1359. Count All Valid Pickup and Delivery Options

1359. Count All Valid Pickup and Delivery Options

Description

Given n orders, each order consists of a pickup and a delivery service.

Count all valid pickup/delivery possible sequences such that delivery(i) is always after ofpickup(i).
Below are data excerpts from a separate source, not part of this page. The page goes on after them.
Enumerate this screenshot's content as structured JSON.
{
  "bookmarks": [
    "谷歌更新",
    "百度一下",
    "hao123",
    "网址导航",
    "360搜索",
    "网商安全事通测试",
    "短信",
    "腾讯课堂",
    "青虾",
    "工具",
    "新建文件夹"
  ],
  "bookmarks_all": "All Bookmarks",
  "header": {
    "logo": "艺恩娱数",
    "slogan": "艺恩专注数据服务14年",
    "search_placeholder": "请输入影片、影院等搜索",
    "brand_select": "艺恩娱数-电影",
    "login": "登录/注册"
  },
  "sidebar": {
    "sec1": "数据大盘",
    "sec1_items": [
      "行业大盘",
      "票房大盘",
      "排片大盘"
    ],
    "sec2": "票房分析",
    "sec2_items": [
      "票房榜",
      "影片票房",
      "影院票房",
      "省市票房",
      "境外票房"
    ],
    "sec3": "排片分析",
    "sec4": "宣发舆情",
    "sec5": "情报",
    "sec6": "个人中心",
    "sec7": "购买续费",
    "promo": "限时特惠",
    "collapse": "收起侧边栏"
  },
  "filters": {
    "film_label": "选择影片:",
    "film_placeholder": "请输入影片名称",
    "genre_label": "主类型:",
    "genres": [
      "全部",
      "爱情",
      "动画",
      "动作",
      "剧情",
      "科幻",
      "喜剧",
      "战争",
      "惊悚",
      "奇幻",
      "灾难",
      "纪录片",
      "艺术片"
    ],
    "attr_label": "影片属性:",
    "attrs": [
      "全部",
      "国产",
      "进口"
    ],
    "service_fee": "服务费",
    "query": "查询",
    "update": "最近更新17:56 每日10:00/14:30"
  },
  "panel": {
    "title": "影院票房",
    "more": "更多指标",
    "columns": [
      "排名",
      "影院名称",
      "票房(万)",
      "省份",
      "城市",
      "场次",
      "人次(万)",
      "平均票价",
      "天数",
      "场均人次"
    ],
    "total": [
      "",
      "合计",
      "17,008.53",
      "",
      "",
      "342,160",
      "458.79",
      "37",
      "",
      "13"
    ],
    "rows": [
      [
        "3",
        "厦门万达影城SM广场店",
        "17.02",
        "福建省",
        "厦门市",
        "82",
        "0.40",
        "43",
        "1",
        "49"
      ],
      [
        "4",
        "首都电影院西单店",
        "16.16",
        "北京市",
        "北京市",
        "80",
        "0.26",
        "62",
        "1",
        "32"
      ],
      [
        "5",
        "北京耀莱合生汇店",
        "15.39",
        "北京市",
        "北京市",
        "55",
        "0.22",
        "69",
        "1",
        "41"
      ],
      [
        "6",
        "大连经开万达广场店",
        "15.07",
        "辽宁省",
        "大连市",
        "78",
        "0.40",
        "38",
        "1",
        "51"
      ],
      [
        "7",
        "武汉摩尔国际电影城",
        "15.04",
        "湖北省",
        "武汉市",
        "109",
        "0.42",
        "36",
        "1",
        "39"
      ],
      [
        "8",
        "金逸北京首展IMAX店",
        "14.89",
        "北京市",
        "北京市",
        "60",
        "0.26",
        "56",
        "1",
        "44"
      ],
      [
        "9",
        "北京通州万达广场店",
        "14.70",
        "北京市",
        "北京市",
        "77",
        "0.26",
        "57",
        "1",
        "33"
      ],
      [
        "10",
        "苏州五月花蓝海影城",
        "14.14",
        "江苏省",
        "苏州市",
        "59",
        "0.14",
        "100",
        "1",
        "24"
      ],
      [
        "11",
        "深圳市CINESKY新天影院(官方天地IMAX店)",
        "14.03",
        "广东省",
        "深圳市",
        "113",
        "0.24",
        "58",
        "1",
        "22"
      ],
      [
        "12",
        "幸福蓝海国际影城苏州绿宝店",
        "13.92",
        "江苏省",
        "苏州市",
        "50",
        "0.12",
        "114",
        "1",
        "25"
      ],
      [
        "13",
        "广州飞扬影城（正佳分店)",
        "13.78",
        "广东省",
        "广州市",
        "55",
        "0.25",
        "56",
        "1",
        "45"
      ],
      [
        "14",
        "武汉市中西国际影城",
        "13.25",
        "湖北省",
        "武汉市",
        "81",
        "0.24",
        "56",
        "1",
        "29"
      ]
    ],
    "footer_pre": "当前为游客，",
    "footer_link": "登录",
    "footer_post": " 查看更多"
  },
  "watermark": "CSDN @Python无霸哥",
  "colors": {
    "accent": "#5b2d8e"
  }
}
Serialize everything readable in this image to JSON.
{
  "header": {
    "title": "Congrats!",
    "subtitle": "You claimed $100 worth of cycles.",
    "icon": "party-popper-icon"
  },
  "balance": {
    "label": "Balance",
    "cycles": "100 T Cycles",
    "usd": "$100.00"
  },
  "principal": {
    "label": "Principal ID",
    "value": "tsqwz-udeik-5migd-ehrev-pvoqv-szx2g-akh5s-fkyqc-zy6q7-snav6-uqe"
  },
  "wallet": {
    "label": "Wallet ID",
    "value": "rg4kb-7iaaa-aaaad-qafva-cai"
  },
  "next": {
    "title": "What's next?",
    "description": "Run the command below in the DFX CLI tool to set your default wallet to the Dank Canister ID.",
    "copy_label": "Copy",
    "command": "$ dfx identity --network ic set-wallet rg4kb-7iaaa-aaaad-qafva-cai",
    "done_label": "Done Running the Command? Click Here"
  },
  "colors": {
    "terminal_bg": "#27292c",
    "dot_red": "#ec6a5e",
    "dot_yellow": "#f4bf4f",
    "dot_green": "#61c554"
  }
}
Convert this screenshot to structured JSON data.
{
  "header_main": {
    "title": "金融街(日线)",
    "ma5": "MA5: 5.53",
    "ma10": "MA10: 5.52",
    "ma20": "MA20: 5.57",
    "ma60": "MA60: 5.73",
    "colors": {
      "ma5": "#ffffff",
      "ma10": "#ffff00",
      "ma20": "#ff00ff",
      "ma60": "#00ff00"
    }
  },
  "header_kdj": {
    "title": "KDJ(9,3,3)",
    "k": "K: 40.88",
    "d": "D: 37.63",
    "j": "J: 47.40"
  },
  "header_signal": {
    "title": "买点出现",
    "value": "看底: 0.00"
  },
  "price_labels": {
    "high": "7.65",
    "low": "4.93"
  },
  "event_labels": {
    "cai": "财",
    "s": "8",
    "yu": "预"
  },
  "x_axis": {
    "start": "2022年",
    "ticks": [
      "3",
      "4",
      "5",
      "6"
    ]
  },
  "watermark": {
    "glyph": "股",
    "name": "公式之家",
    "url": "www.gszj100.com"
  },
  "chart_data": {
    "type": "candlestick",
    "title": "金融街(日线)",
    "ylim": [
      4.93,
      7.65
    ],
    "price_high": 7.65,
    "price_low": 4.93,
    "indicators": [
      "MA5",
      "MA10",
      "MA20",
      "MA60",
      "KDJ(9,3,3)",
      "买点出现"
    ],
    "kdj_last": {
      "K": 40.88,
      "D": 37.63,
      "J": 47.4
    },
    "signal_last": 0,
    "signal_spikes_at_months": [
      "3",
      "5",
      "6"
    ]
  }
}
Since the answermay be too large,return it modulo10^9 + 7.

Example 1:

Input: n = 1
Output: 1
Explanation: Unique order (P1, D1), Delivery 1 always is after of Pickup 1.

Example 2:

Input: n = 2
Output: 6
Explanation: All possible orders:
(P1,P2,D1,D2), (P1,P2,D2,D1), (P1,D1,P2,D2), (P2,P1,D1,D2), (P2,P1,D2,D1) and (P2,D2,P1,D1).
This is an invalid order (P1,D2,P2,D1) because Pickup 2 is after of Delivery 2.

Example 3:

Input: n = 3
Output: 90

Constraints:

• 1 <= n <= 500

Hints/Notes

• 2025/04/14 Q3
• dp
• 0x3F’s solution

Solution

Language: C++

class Solution {
public:
    vector<vector<int>> dp;
    const int MOD = 1e9 + 7;

    int countOrders(int n) {
        dp.resize(n + 1, vector<int>(n + 1, -1));
        int res = dfs(n, 0);
        return res;
    }

    int dfs(int num_p, int num_d) {
        if (num_p == 0 && num_d == 1) {
            return 1;
        }
        if (dp[num_p][num_d] != -1) {
            return dp[num_p][num_d];
        }
        long res = 0;
        // so we need to make some choices here
        // 1. if num_p is bigger than zero, then we can place any num_p here
        // 2. if num_d is bigger than zero, then we can place any num_d here
        if (num_p > 0) {
            res = ((long)num_p * dfs(num_p - 1, num_d + 1)) % MOD;
        }
        if (num_d > 0) {
            res = (res +(long) num_d * dfs(num_p, num_d - 1)) % MOD;
        }
        dp[num_p][num_d] = res;
        return res;
    }
};